For Mississippi State University faculty members in the African American Studies Program, experience is a lens through which a glimpse is given to the often-invisible world of Black community members.
Margaret Hagerman, an associate professor in MSU’s Department of Sociology, researches the ways in which we can combat racism as a construct.
“In order to challenge racism, I think one thing we need to do is understand how it works and how it persists,” Hagerman said.
Hagerman and 13 other faculty members at MSU spend their time researching how the African American experience is shaped through numerous means. Hagerman’s upcoming book, “Children of a Troubled Time: Growing Up with Racism in Trump’s America,” explores racism as an “American project regardless of region.”
While Hagerman’s work focuses on socially engrained systems of inequality, others, like AAS graduate assistant Bria Young, study how interpretations of utopian thought can shape society’s understanding of the future. Young works on programing, advising and teaching the variety of students who find themselves in the department.
“AAS, through its service to the community, both MSU and Starkville, empowers its Black citizenry, specifically, to critically analyze our current events and events of the past,” Young said. “[The program] also participates in an overall community that is made up of several generations which include the alumni from Mississippi State University’s desegregation era.”
In doing so, the department bridges the gap between MSU and the larger community in a racially conscious manner.
Other members of the program, like director of African American Studies Donald Shaffer, focus on early 19th and 20th century African American literature, especially work during the Harlem Renaissance.
Shaffer’s forthcoming book “Though There Be Giants in the Land” explores Black migration fiction and the African American lived experience. As director of AAS, Shaffer leads the program to a new era of prosperity and research studies.
“African American Studies is an interdisciplinary field of study that examines African American culture and history through the critical lenses of the humanities and the social sciences,” Shaffer said.
Though the task of researching Black culture may be difficult at times, Shaffer and others optimistically note the benefits of studying these issues in a state where racial history runs so deep.

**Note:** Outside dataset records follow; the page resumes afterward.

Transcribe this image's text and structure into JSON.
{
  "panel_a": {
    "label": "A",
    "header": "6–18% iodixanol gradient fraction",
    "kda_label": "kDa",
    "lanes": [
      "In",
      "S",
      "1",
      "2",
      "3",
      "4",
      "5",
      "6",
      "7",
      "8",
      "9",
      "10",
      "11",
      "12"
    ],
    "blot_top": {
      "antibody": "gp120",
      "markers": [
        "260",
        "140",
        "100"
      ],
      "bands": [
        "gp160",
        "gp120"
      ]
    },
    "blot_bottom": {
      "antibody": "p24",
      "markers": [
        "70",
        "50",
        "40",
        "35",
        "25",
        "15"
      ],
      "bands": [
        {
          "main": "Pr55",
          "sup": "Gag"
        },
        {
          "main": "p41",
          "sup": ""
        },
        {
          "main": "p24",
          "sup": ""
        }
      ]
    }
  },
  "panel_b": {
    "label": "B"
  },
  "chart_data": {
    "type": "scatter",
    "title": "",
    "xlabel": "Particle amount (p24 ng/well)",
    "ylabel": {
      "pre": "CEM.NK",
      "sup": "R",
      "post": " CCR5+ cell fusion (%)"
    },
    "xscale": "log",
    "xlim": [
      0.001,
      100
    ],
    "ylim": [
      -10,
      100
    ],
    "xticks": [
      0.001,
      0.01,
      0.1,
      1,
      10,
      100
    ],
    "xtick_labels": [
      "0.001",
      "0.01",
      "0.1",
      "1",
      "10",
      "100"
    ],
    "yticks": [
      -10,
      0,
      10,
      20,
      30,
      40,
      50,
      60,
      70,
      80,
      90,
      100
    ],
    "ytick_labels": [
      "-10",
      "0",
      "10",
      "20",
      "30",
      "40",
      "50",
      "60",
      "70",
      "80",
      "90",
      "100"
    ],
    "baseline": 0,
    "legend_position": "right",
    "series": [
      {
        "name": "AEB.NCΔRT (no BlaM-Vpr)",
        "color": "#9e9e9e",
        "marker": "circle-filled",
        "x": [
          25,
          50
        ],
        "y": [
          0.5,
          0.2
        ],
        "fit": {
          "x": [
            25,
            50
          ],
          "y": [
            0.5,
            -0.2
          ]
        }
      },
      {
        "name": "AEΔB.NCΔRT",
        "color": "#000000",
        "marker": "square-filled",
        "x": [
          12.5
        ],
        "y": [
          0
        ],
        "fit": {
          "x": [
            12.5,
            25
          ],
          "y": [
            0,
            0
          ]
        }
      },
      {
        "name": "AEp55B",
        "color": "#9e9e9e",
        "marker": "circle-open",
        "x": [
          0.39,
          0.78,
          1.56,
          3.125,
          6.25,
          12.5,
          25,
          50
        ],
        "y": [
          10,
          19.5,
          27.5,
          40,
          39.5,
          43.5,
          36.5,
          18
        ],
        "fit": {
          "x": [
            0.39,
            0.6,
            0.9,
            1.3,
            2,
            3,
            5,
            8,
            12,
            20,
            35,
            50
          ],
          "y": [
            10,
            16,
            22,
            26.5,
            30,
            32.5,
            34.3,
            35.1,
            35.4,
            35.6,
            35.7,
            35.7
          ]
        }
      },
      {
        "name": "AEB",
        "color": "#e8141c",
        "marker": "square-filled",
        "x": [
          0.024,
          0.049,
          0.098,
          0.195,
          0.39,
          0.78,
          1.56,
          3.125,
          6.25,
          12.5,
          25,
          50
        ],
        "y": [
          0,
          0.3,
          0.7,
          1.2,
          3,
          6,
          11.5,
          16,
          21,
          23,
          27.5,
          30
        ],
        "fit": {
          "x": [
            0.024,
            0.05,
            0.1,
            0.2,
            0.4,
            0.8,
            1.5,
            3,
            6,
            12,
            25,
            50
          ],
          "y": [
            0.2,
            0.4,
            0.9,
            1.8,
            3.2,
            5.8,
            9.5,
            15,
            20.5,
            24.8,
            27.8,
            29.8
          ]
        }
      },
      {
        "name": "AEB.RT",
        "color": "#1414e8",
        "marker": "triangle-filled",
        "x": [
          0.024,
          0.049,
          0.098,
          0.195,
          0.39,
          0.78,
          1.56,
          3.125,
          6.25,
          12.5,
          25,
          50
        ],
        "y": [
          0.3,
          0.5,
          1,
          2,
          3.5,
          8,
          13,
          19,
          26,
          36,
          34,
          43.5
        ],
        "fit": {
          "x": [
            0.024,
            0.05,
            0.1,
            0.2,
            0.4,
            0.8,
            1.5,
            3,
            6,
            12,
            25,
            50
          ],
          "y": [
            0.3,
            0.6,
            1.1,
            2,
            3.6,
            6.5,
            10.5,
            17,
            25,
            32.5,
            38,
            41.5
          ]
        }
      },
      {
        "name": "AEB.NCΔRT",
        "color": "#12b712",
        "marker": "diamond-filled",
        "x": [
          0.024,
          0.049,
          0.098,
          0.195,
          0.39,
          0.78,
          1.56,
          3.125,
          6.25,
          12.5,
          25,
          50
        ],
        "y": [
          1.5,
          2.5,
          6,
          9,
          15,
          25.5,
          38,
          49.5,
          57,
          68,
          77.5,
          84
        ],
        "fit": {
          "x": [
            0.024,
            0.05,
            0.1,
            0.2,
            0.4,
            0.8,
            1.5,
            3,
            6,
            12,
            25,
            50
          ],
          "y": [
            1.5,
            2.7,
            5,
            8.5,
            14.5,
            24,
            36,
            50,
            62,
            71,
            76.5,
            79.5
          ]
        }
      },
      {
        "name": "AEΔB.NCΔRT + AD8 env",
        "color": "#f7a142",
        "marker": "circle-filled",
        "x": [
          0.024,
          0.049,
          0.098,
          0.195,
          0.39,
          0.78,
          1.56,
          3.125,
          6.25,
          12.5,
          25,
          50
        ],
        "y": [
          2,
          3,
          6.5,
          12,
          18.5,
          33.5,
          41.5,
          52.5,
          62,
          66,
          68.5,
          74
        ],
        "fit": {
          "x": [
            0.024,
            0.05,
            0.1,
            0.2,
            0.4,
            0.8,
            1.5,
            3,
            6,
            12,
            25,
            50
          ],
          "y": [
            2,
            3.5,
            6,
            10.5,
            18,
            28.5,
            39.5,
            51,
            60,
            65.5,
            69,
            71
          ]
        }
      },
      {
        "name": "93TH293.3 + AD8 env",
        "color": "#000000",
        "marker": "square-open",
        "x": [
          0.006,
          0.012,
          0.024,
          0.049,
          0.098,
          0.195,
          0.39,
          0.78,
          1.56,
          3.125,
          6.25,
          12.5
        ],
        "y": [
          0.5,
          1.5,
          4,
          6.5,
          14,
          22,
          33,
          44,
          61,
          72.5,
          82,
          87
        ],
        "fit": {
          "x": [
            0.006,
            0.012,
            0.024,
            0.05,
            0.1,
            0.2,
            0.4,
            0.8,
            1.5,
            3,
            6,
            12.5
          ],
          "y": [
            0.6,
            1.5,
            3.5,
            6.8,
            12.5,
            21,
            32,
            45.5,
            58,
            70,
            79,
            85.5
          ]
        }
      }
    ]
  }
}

“There are challenges to pursuing research in African American history and culture regardless of where one does it,” Shaffer said. “In spite of those challenges, there are real advantages to pursuing this research in a state like Mississippi because it is the birthplace of Black vernacular culture.”
There is a unique advantage to studying the African American cultural diaspora in Mississippi as opposed to other locations as well. Young, for instance, is on the outside looking in.
“I am not from Mississippi, so I find it all interesting and nuanced. The perspective is quite different from New York where I am from,” Young said.
For Hagerman, location is not as important as the general message of her work.
“I have a new book coming out in May which includes interview research with kids in Mississippi and Massachusetts,” Hagerman said. “I find in this research that although the kids had some different reference points or things they generally knew about, region did not matter too much when it came to how kids experienced/expressed racism — I argue racism.”
Hagerman would go on to note that her research focuses on the broadness of race and racism regardless of region.
Shaffer, Young and Hagerman use their work to provide a door into the space between, where a better understanding of the all-too-often perceived “other” can be found.
“My work seeks to bring awareness about how racial learning works not only to academic circles, but also to schools, parents, communities and so on,” Hagerman said.
Shaffer added on to what the people of AAS work toward at MSU.
“The role of AAS in the University is to foster critical thinking about African American culture and history through research and teaching,” Shaffer said.
This mission is reflected in the program’s constant effort to bring the Black experience to the forefront and to increasingly bring unique perspectives to the academic world.
“In the recognition of that struggle is an opportunity to learn from the mistakes of the past and to inspire ourselves to bring about a lasting social change in our state,” Shaffer said.